Sunday, May 18, 2008

Artforum Picks Daniel Tierney

Daniel Tierney
49 Geary Street, Suite 411
May 1–May 31

"Though more lucrative and widespread than film, computer games, and in particular their visual style and youthquake energy, have had difficulty gaining purchase in the art world. This is part of what makes Daniel Tierney’s recent paintings and sculpture so fascinating—at first glance, a gallery visitor would never guess his sources. The show’s slangy title, “Ghost Hesh,” however, does betray roots in scraggly skater scruff. Tierney’s work hangs tough between the dude-friendly realms of computer games, heavy metal, and skating and knowingly experiments with abstraction, color, and the distinctions between real and virtual spaces. The artist's skill allows him to skirt the youthful stigma of his inspirations to create a fresh and sophisticated aesthetic.
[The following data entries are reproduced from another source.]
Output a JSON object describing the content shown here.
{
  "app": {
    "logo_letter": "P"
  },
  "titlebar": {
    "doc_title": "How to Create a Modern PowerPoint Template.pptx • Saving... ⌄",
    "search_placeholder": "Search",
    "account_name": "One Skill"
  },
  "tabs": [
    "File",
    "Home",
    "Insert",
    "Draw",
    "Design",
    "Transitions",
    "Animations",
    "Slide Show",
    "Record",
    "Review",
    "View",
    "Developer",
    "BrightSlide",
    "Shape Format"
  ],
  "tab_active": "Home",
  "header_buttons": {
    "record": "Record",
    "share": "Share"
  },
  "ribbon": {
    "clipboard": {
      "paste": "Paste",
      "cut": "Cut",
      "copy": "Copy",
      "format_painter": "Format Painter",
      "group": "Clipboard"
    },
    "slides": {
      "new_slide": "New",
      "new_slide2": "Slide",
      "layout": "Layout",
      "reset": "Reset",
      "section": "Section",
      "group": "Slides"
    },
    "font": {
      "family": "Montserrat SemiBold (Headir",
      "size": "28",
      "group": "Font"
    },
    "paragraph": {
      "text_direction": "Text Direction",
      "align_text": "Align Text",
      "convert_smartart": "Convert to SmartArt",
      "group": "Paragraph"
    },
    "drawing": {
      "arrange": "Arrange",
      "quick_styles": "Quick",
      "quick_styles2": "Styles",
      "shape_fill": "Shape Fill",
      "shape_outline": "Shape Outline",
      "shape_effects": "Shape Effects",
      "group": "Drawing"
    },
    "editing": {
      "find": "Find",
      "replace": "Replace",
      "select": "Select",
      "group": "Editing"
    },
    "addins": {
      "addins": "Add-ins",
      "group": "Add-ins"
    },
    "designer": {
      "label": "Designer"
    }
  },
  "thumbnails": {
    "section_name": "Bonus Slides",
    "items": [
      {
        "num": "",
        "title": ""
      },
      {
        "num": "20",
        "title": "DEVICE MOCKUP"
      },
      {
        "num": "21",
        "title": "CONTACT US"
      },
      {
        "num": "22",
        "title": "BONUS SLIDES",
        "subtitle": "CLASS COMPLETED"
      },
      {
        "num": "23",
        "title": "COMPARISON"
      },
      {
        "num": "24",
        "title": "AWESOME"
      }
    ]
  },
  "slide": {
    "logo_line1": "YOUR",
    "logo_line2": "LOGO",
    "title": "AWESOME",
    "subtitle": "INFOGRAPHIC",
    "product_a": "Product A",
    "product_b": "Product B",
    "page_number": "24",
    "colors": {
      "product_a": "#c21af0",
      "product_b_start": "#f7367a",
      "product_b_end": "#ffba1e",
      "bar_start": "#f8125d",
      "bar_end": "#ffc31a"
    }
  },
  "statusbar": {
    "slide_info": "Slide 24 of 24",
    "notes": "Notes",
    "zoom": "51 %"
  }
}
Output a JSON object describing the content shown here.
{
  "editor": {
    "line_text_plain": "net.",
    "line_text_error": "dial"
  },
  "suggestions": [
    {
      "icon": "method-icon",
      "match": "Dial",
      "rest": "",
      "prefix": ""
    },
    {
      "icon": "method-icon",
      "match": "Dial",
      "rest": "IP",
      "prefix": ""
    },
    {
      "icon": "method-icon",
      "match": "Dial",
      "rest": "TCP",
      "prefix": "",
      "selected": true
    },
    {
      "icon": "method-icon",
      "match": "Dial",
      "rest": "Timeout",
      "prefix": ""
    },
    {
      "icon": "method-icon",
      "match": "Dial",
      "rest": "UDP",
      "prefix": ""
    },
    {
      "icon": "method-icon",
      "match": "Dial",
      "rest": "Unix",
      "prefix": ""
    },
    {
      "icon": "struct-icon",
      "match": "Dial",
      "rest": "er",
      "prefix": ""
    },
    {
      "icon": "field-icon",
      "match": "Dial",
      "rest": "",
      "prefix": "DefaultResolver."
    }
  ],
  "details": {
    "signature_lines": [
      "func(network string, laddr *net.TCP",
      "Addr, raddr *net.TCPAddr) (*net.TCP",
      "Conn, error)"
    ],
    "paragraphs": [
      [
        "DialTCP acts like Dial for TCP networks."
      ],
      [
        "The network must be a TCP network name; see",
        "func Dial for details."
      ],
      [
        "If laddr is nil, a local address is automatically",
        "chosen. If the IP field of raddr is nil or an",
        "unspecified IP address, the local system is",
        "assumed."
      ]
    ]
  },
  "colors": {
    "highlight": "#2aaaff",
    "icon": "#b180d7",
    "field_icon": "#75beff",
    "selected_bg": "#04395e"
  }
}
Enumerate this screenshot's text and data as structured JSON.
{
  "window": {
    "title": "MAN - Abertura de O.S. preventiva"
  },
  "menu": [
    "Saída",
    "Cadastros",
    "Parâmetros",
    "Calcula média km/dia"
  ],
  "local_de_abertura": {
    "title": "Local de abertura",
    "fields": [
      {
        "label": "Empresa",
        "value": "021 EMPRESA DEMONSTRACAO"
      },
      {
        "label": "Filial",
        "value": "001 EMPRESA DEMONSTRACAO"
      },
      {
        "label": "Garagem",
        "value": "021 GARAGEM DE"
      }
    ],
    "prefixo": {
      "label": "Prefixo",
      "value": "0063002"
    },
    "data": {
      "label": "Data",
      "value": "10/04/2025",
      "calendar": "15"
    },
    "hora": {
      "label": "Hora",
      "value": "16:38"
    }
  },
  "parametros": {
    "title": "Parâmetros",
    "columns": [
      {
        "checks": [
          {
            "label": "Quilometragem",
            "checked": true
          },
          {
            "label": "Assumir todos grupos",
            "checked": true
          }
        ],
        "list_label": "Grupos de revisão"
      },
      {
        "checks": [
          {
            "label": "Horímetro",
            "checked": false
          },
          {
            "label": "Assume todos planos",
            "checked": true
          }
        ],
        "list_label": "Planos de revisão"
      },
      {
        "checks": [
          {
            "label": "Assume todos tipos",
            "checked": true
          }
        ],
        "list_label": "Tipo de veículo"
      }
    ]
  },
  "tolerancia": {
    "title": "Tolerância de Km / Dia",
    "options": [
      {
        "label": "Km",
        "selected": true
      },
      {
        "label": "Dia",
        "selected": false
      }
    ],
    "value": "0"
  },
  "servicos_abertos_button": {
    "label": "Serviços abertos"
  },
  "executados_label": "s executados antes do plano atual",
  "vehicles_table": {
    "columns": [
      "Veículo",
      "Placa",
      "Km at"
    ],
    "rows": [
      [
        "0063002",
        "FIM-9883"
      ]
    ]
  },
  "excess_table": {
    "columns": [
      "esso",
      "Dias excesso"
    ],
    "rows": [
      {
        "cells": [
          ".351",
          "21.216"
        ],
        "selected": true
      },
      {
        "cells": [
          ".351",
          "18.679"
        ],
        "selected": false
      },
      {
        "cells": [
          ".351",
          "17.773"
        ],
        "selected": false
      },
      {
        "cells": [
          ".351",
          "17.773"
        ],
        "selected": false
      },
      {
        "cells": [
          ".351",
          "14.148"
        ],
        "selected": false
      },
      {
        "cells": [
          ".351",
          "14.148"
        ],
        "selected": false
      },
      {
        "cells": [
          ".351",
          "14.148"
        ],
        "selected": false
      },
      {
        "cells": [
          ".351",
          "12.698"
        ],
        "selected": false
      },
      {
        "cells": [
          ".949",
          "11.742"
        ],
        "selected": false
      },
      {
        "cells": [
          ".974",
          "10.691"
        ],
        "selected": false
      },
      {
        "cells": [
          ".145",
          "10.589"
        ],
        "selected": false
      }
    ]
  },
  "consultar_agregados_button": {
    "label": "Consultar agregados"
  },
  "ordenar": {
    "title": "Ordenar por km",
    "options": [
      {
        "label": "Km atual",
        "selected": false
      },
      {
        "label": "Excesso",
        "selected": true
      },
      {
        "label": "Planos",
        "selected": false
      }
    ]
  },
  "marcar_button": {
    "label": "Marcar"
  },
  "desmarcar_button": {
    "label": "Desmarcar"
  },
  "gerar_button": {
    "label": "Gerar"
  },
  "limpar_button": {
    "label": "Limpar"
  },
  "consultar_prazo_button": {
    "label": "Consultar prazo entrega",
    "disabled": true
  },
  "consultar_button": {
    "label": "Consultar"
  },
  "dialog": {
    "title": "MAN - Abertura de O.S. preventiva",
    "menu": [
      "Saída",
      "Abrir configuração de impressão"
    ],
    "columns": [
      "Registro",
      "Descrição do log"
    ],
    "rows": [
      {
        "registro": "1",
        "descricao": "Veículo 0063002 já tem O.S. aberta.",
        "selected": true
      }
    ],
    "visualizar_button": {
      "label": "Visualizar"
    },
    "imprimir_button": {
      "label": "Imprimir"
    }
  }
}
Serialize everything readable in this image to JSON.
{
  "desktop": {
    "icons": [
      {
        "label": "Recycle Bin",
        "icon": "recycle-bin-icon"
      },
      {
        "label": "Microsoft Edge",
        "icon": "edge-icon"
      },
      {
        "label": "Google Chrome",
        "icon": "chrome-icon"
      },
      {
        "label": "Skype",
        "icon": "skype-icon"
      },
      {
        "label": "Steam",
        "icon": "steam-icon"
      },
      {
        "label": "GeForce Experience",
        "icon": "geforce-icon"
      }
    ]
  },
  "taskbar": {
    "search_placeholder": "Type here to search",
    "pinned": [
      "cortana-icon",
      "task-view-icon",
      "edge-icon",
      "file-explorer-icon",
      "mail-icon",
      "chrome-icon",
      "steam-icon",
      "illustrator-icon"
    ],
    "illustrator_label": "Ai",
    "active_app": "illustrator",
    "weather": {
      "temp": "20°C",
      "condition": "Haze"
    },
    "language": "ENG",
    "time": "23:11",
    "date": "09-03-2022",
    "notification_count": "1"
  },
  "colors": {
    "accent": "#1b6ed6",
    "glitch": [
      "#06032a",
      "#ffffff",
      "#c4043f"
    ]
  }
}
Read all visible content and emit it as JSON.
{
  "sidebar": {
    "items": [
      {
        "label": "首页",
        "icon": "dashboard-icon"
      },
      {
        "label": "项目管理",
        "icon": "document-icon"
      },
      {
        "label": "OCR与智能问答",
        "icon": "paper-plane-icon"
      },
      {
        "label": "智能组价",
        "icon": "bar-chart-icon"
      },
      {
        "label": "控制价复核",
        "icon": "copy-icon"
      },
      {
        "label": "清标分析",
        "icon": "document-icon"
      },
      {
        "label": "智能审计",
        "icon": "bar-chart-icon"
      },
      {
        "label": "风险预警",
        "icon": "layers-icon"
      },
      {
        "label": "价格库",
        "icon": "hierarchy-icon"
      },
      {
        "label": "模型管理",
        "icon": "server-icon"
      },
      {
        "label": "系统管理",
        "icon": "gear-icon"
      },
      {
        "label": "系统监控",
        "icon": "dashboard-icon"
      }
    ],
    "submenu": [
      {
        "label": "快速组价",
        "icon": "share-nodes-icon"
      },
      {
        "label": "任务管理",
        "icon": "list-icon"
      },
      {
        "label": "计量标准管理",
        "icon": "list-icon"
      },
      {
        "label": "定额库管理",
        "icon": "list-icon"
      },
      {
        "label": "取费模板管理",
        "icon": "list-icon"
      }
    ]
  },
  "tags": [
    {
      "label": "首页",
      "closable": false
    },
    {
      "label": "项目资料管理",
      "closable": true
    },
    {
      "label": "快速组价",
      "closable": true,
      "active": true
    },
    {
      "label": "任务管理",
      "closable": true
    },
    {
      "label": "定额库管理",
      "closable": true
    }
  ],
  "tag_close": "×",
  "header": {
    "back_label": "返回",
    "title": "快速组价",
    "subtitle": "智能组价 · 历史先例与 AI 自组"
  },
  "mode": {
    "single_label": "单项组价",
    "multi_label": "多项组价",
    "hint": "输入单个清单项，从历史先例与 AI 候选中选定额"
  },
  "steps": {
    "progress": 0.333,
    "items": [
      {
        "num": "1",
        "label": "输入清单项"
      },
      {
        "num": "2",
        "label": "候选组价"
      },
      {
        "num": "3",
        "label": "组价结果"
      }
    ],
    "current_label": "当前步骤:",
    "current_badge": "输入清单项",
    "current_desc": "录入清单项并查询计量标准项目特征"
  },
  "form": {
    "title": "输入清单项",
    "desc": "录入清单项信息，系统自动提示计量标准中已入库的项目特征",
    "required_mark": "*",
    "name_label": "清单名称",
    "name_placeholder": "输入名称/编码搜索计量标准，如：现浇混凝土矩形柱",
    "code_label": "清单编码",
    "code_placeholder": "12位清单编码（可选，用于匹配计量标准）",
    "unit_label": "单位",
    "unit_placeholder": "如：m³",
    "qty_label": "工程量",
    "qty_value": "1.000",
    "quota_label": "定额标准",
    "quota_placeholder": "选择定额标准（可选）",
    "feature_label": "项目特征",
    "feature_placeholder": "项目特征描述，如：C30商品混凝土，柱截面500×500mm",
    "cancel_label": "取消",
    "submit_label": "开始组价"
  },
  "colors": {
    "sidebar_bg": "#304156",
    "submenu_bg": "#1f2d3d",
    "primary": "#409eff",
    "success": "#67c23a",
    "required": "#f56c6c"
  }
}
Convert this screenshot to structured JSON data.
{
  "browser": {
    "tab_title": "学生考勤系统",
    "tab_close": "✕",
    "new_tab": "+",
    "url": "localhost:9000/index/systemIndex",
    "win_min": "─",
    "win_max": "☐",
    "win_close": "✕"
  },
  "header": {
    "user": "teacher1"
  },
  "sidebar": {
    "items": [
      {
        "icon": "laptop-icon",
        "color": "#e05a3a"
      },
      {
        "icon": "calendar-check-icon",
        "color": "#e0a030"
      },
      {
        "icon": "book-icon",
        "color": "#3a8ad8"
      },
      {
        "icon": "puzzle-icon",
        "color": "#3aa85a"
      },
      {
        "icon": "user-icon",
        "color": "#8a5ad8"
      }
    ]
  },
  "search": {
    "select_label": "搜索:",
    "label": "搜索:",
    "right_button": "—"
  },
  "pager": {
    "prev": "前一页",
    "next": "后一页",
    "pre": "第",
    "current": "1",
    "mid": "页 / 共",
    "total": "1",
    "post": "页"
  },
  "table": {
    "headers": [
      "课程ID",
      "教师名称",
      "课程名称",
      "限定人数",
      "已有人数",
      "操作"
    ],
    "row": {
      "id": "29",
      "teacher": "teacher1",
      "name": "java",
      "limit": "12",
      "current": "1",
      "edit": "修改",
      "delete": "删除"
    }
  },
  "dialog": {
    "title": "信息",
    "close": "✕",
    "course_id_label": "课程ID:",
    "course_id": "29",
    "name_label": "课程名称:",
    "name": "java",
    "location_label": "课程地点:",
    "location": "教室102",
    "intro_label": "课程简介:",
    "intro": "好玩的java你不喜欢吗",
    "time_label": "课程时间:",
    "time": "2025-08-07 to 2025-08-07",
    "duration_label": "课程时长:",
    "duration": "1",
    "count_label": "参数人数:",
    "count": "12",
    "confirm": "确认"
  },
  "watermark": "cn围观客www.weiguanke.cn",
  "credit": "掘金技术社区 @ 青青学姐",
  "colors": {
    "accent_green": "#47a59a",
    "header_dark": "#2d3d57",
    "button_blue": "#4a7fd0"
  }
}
By manipulating kaleidoscopic color schemes in acrylic and spray paint, Tierney evokes free-floating psychedelic stained-glass windows arranged in what seem like three-dimensional spaces. A number of the paintings resemble melted David Hockney stage sets: Dimensionality is palpable, and yet the thin application of paint is clearly rooted in screen-based media. A few other works initially appear to conflate photographic and painted space—Tierney works in stages, drawing on photographs, rephotographing those compositions, then creating tableaux of his paintings that serve as the subjects for what are essentially still lifes—yet these works are clearly in dialogue with painting’s history. The canvases are treated with conceptual care, and yet the source material seems to be treated roughly—shapes are crumpled, the brushwork sometimes comes across as violent—an approach that serves as an affectionate challenge to the kid-glove reverence that often characterizes the medium’s young practitioners. The show also includes geometric sculptures made from painted two-by-fours, and the forms owe as much to a Grand Theft Auto motorcycle ramp as to Sol LeWitt or Malevich. As a group, the works manage the kind of thrill that Aaron Young should create with his motorbike extravaganzas. But Tierney seems to be having a lot more fun."